Revolusi Mental ala Aceh

Sudah sembilan tahun Aceh menikmati perdamaian. Aceh yang terpuruk karena konflik plus luluk-lantak karena tsunami perlahan-lahan mulai berbenah. Semua energi tercurah bagaimana membangun Aceh yang baru keluar dari wilayah perang. Bantuan internasional yang mengalir ke Aceh setelah hantaman gelombang membuat Aceh kembali bergeliat. Tapi, fokus bantuan saat itu lebih pada sektor fisik dan kecil sekali untuk sektor non-fisik.

Memang, sebagai wilayah atau negeri yang baru keluar dari konflik (perang) dan bencana, Aceh perlu dan harus menyiapkan sesuatunya dari awal. Infrastruktur yang rusak dan hancur mulai diperbaiki. Bangunan sekolah yang hancur baik karena dibakar saat konflik maupun hantaman gempa-tsunami kembali dibangun. Di samping itu, dengan dana yang melimpah, penerimaan bagi hasil Migas dan Otonomi Khusus plus APBA, Pemerintah Aceh mulai memikirkan pembangunan sumber daya manusia, memperbaiki kualitas kesehatan, pendidikan dan sektor-sektor lain yang abai diperhatikan selama ini. Selain itu, Aceh juga mulai mengirim pelajar-pelajar ke luar negeri: ke Eropa, Amerika dan Timur Tengah. Jumlah pelajar yang dikirim meningkat tajam.

Data dari Lembaga Pembangunan Sumber Daya Manusia (LPSDM)—sebelumnya bernama Komisi Beasiswa Aceh (KBA)—sepanjang 2005-2011 sebanyak 2.114 pemuda Aceh dikirim untuk belajar, baik di universitas-universitas di Indonesia maupun ke luar negeri. Jumlah ini belum termasuk mereka-mereka yang belajar atas dana sendiri maupun beasiswa dari lembaga lain, serta jumlah penerima beasiswa dari 2012-2014 yang datanya belum diupdate LPSDM. Mereka-mereka ini diharapkan ketika kembali ke Aceh mampu berkontribusi bagi pembangunan Aceh. Sebuah tujuan yang sangat mulia.

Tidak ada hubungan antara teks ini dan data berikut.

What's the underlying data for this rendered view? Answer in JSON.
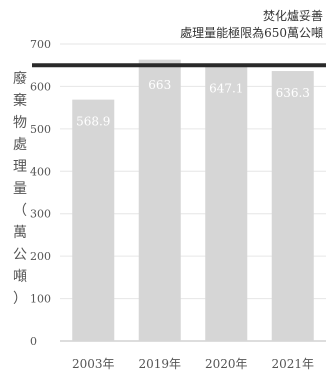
{
  "chart_data": {
    "type": "bar",
    "categories": [
      "2003年",
      "2019年",
      "2020年",
      "2021年"
    ],
    "values": [
      568.9,
      663,
      647.1,
      636.3
    ],
    "ylabel": "廢棄物處理量（萬公噸）",
    "ylim": [
      0,
      700
    ],
    "yticks": [
      0,
      100,
      200,
      300,
      400,
      500,
      600,
      700
    ],
    "value_labels": [
      "568.9",
      "663",
      "647.1",
      "636.3"
    ],
    "annotation": {
      "line1": "焚化爐妥善",
      "line2": "處理量能極限為650萬公噸",
      "value": 650
    },
    "grid": true,
    "colors": {
      "bar": "#d6d6d6",
      "limit_line": "#2a2a2a",
      "grid": "#e6e6e6",
      "text": "#555555"
    }
  }
}
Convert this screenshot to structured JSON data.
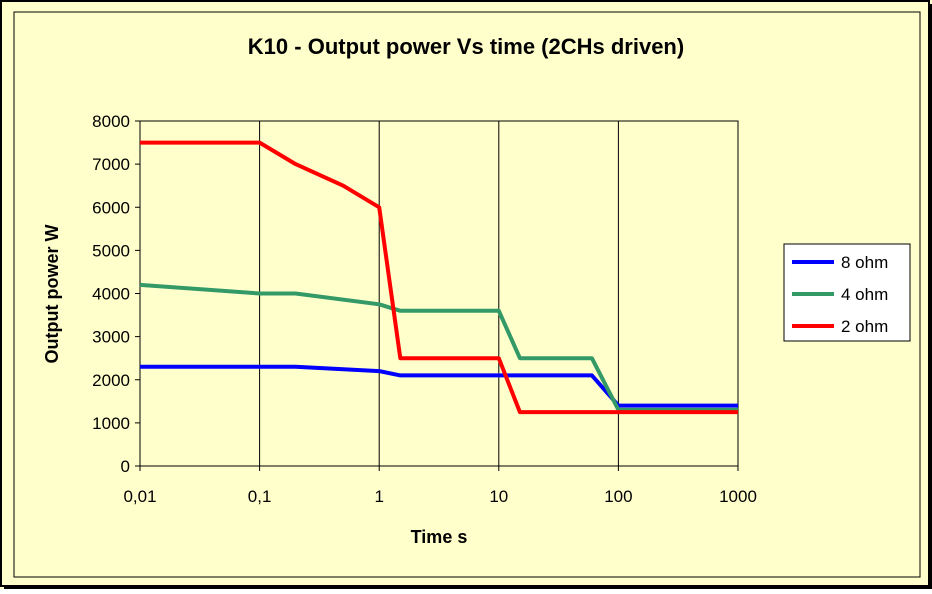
{
  "chart_data": {
    "type": "line",
    "title": "K10 - Output power Vs time (2CHs driven)",
    "xlabel": "Time s",
    "ylabel": "Output power W",
    "x_scale": "log",
    "xlim": [
      0.01,
      1000
    ],
    "ylim": [
      0,
      8000
    ],
    "x_ticks": [
      {
        "value": 0.01,
        "label": "0,01"
      },
      {
        "value": 0.1,
        "label": "0,1"
      },
      {
        "value": 1,
        "label": "1"
      },
      {
        "value": 10,
        "label": "10"
      },
      {
        "value": 100,
        "label": "100"
      },
      {
        "value": 1000,
        "label": "1000"
      }
    ],
    "y_ticks": [
      {
        "value": 0,
        "label": "0"
      },
      {
        "value": 1000,
        "label": "1000"
      },
      {
        "value": 2000,
        "label": "2000"
      },
      {
        "value": 3000,
        "label": "3000"
      },
      {
        "value": 4000,
        "label": "4000"
      },
      {
        "value": 5000,
        "label": "5000"
      },
      {
        "value": 6000,
        "label": "6000"
      },
      {
        "value": 7000,
        "label": "7000"
      },
      {
        "value": 8000,
        "label": "8000"
      }
    ],
    "grid": {
      "vertical": true,
      "horizontal": false
    },
    "legend_position": "right",
    "series": [
      {
        "name": "8 ohm",
        "color": "#0000ff",
        "points": [
          {
            "x": 0.01,
            "y": 2300
          },
          {
            "x": 0.2,
            "y": 2300
          },
          {
            "x": 1,
            "y": 2200
          },
          {
            "x": 1.5,
            "y": 2100
          },
          {
            "x": 60,
            "y": 2100
          },
          {
            "x": 100,
            "y": 1400
          },
          {
            "x": 1000,
            "y": 1400
          }
        ]
      },
      {
        "name": "4 ohm",
        "color": "#339966",
        "points": [
          {
            "x": 0.01,
            "y": 4200
          },
          {
            "x": 0.1,
            "y": 4000
          },
          {
            "x": 0.2,
            "y": 4000
          },
          {
            "x": 1,
            "y": 3750
          },
          {
            "x": 1.5,
            "y": 3600
          },
          {
            "x": 10,
            "y": 3600
          },
          {
            "x": 15,
            "y": 2500
          },
          {
            "x": 60,
            "y": 2500
          },
          {
            "x": 100,
            "y": 1300
          },
          {
            "x": 1000,
            "y": 1300
          }
        ]
      },
      {
        "name": "2 ohm",
        "color": "#ff0000",
        "points": [
          {
            "x": 0.01,
            "y": 7500
          },
          {
            "x": 0.1,
            "y": 7500
          },
          {
            "x": 0.2,
            "y": 7000
          },
          {
            "x": 0.5,
            "y": 6500
          },
          {
            "x": 1,
            "y": 6000
          },
          {
            "x": 1.5,
            "y": 2500
          },
          {
            "x": 10,
            "y": 2500
          },
          {
            "x": 15,
            "y": 1250
          },
          {
            "x": 1000,
            "y": 1250
          }
        ]
      }
    ]
  },
  "colors": {
    "background": "#ffffcc",
    "plot_area": "#ffffcc",
    "frame": "#000000",
    "gridline": "#000000"
  }
}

Membangun daerah yang hancur karena perang maupun tsunami memang mutlak harus dimulai dengan meningkatkan sumber daya manusia. Pengalaman Jepang dan Jerman yang segera bangkit setelah hancur karena Perang Dunia juga melalui pembangunan sumber daya manusia. Mereka menomorsatukan pendidikan untuk generasi mudanya yang kemudian menjadi pelopor pembangunan dan perubahan di dalam negeri. Pemerintah Aceh yang mengirim pemuda untuk belajar berbagai disiplin ilmu juga berpikir serupa, bahwa untuk membangun Aceh harus terlebih dulu membangun sumber daya manusia.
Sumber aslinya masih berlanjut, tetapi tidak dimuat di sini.